Reputed MS-13 leader brought others to Las Vegas, prosecutor says

by · Las Vegas Review-Journal
President Donald Trump speaks during a law enforcement briefing on the MS-13 gang in the Oval Office of the White House, Wednesday, July 15, 2020, in Washington. (AP Photo/Patrick Semansky)

A reputed leader of international gang MS-13 brought other high-ranking members of the group to Las Vegas in order to distribute drugs and sell guns, a prosecutor said Tuesday.

Federal agents seized at least 10 pounds of “pure or basically pure” methamphetamine from two of the men led to the valley by 43-year-old Adali Arnulfo Escalante-Trujillo, identified as a “shot caller” for the gang, according to Assistant U.S. Attorney Shaheen Torgoley.

When his Las Vegas home was raided this month, his girlfriend, identified as Heidi Garcia, tried to flush the drugs down a toilet, the prosecutor said during a court hearing, adding that she could soon face state charges.

Defense attorney David Fischer said Escalante-Trujillo has lived in Las Vegas for 30 years, including the past 16 at the same address. Escalante-Trujillo has worked in the masonry business for the past seven years, the attorney said.

The prosecutor said tattoos on Escalante-Trujillo’s chest and MS-13 letters displayed in his home in the blue and white colors of the Salvadoran flag proved that he was deeply involved with the gang.

Of the 21 counts leveled against 13 people in Nevada, Escalante-Trujillo faces 20, including engaging in a continuing criminal enterprise, conspiracy to distribute a controlled substance, distribution of a controlled substance, and conspiracy to deal in firearms without a license.

While he was questioned by investigators last week, Escalante-Trujillo, also known as “Buchaca,” spoke of plans to return to El Salvador, where he was born, “to live out the rest of his life,” the prosecutor said.

MS-13 is a transnational gang made up primarily of immigrants or descendants of immigrants from El Salvador. MS-13 has been in the U.S. since at least the 1980s.

Last week, President Donald Trump announced that key figures of the gang had been indicted in New York and Nevada. Some of them face charges of terrorism, murder, kidnapping and drug trafficking.
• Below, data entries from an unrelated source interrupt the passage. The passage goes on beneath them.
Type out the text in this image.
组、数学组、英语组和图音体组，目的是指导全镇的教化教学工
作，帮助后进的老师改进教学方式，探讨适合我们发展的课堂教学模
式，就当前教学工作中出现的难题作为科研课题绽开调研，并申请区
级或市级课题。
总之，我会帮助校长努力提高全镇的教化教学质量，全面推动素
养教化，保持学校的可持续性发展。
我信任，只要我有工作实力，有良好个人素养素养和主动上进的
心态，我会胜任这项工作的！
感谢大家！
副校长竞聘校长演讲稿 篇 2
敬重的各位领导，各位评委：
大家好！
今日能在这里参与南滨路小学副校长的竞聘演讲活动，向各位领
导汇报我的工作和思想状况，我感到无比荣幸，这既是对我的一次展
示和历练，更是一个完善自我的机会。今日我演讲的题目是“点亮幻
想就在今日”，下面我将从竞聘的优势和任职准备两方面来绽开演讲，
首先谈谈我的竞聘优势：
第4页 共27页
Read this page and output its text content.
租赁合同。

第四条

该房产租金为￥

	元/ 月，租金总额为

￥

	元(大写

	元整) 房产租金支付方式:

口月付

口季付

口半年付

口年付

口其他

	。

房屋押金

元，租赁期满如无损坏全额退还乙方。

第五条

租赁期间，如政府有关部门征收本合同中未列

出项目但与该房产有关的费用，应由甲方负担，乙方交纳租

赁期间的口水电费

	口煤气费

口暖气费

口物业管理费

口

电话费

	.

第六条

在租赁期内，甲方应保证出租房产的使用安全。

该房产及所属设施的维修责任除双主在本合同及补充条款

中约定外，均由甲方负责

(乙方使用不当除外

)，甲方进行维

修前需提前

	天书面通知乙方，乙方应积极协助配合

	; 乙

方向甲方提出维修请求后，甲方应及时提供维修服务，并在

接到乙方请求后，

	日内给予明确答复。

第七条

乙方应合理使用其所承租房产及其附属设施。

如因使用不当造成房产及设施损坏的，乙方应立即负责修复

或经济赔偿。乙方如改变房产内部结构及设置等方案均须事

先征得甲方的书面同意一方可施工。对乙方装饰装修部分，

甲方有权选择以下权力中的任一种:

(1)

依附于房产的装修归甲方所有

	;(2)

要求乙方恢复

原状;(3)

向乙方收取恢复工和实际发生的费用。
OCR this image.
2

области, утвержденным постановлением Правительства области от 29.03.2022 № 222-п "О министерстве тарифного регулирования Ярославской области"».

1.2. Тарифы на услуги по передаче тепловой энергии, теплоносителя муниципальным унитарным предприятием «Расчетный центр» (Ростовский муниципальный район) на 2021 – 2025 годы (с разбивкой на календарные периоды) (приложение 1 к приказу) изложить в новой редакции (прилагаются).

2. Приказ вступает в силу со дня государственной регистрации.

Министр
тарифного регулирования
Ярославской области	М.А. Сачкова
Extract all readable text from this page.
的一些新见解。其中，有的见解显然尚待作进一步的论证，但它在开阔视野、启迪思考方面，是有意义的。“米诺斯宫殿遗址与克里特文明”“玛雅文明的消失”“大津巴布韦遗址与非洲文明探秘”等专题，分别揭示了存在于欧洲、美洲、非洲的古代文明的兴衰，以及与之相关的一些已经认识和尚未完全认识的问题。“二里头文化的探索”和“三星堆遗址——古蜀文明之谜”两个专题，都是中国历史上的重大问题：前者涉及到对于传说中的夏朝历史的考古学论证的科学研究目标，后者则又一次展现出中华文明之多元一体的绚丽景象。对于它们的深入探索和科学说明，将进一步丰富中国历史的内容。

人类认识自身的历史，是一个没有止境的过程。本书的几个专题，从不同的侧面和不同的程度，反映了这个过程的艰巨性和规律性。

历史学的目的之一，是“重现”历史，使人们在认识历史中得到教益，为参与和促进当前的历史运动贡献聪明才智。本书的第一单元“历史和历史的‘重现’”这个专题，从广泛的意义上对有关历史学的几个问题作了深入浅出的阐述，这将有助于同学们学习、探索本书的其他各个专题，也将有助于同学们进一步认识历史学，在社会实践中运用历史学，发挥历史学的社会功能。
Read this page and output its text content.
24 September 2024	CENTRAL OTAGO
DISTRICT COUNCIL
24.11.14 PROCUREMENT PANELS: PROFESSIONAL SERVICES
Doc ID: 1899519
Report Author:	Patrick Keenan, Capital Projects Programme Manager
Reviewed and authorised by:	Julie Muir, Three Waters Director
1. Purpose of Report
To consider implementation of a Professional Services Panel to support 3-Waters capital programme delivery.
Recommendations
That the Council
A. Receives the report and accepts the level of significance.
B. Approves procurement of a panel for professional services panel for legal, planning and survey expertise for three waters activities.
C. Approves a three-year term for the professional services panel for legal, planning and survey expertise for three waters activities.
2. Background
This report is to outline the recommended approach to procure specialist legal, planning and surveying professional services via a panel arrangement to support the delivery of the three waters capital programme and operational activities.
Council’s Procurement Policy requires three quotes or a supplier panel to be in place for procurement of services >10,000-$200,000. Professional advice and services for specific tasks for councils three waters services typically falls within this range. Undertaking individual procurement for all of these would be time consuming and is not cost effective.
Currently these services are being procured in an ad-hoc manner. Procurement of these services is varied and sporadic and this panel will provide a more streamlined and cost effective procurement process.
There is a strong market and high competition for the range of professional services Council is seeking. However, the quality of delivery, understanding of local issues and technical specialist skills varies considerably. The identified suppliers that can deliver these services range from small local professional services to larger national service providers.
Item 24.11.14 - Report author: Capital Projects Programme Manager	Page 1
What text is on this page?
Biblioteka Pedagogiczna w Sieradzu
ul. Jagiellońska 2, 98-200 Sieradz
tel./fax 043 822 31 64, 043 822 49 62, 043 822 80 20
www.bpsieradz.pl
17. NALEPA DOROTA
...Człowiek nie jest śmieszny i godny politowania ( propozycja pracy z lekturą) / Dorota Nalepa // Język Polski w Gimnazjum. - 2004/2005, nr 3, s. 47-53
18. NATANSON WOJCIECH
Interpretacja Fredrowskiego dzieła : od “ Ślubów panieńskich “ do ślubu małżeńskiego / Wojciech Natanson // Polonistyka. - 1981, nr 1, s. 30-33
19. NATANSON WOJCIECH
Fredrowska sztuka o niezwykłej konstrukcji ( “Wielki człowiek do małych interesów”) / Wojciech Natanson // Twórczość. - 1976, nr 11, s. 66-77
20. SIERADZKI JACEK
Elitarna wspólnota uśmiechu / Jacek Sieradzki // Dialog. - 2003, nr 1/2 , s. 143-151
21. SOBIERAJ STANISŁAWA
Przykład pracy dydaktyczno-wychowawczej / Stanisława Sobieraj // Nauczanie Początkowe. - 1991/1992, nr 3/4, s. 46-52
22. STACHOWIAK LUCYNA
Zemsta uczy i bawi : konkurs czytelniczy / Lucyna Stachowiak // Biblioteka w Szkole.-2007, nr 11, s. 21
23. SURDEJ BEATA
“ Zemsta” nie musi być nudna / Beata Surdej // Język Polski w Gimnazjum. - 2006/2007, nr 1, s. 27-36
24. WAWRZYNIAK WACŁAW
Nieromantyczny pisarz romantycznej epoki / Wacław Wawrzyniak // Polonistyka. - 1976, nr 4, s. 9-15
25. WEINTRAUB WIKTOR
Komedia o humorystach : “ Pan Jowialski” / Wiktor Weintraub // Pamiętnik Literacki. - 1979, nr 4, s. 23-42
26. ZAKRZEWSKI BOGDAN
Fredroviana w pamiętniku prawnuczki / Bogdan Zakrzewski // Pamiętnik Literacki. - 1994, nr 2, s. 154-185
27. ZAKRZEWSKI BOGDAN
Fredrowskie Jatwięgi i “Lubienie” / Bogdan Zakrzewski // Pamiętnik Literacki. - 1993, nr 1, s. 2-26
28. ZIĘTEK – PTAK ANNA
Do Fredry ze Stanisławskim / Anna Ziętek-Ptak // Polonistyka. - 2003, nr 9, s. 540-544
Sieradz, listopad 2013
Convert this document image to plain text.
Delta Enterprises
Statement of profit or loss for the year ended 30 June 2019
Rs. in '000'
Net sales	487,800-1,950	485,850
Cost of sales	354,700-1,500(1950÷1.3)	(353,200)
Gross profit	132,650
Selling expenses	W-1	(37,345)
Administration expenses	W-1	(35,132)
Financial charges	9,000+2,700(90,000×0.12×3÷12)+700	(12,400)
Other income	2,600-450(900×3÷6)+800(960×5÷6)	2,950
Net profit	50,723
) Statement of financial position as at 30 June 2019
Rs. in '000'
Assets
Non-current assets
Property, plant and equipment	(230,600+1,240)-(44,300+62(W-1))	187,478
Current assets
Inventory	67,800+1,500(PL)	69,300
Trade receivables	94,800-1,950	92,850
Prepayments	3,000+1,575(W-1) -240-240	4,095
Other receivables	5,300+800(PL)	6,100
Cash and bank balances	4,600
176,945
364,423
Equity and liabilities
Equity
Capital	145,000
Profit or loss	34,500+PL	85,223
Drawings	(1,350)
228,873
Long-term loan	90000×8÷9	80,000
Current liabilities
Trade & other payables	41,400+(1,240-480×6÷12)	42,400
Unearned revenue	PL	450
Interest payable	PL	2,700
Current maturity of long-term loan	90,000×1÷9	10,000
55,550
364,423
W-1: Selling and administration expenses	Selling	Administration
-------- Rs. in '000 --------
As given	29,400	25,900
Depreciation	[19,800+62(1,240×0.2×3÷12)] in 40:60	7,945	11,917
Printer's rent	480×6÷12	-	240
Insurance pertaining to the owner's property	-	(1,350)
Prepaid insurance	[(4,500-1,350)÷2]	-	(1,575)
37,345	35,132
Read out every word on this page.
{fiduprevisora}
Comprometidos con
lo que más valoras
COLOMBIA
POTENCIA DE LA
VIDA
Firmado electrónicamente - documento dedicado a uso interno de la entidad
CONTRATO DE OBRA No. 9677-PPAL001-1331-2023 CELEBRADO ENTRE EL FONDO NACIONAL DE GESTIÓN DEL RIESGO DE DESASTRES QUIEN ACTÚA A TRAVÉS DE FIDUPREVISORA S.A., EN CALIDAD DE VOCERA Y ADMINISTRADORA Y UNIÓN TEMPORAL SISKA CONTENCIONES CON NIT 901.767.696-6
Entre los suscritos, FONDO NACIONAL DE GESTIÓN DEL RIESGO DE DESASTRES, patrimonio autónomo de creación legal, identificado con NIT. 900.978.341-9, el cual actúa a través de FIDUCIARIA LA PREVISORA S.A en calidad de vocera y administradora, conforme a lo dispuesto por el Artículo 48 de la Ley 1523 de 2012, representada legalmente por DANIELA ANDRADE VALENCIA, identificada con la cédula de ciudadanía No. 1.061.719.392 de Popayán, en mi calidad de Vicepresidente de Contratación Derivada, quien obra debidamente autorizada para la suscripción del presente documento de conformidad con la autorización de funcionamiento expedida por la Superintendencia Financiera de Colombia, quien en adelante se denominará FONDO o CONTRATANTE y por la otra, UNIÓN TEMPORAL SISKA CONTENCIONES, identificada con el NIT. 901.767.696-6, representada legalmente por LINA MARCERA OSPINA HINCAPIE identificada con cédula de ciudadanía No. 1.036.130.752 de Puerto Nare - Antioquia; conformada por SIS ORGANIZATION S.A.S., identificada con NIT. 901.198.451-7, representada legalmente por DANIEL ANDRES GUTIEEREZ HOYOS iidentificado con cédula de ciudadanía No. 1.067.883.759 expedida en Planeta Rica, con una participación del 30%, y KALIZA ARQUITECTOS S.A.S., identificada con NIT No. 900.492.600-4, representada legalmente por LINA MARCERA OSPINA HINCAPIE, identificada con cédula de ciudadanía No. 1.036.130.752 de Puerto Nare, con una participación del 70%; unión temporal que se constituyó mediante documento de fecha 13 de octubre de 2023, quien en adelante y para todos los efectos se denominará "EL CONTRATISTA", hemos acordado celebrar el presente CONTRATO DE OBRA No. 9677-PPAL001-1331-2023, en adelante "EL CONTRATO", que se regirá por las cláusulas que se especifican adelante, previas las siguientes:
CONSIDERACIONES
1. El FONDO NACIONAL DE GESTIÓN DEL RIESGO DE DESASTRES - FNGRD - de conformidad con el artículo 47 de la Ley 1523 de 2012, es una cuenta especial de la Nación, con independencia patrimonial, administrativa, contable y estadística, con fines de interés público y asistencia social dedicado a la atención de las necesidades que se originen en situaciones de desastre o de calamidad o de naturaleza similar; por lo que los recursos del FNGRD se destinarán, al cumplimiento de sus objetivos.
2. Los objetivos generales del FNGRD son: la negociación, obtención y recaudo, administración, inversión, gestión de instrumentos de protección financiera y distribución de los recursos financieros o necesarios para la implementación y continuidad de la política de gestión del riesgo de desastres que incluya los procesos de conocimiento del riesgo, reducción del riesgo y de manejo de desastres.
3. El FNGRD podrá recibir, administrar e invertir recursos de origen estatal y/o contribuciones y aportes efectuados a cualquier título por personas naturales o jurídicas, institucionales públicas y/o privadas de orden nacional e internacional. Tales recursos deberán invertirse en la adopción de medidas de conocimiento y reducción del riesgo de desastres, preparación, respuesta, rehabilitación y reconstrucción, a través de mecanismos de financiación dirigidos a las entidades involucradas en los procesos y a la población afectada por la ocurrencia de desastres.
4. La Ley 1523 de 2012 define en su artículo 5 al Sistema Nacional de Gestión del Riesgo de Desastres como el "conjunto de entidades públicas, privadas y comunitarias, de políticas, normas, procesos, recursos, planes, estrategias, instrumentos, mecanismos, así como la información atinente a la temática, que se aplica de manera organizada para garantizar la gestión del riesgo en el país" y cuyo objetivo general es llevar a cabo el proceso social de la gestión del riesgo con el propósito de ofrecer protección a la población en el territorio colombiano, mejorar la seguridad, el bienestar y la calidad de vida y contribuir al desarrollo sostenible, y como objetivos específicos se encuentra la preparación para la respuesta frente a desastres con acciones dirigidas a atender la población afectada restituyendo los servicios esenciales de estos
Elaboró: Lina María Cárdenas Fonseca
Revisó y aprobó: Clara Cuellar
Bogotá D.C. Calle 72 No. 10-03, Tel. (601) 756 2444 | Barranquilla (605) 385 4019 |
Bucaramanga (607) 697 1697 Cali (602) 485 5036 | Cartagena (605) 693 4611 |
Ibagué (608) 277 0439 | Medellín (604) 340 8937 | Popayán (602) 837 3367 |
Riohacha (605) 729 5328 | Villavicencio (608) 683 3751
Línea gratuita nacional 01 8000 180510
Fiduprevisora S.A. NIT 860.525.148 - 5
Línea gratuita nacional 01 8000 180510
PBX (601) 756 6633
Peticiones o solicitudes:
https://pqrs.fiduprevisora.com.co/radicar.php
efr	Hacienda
The arrests stem from allegations that date to July 2019, a little more than two months after three other suspected MS-13 gang members were indicted in Nevada on murder and racketeering charges in connection with the kidnapping and slaying of a rival gang member.

Torgoley said that one of the men indicted along with Escalante-Trujillo, Alvaro Ernesto Perez Carias, also known as “Toro,” 50, of Los Angeles, was a founding member of the gang.

In January, Escalante-Trujillo told an undercover agent that another man also facing weapons charges, Rosalio Andres Siguenza-Romero, “could get the purchaser whichever firearms the purchaser wished,” according to the indictment.

Prosecutors allege that he had direct contact with a founding member of MS-13 in El Salvador, led the gang’s “Hollywood Locos” clique out of Las Vegas, and bragged about violent acts committed by MS-13 and its ties to the Mexican Mafia and “nearly all Mexican Cartels.”

After Tuesday’s hearing, U.S. Magistrate Nancy Koppe ordered Escalante-Trujillo detained pending trial.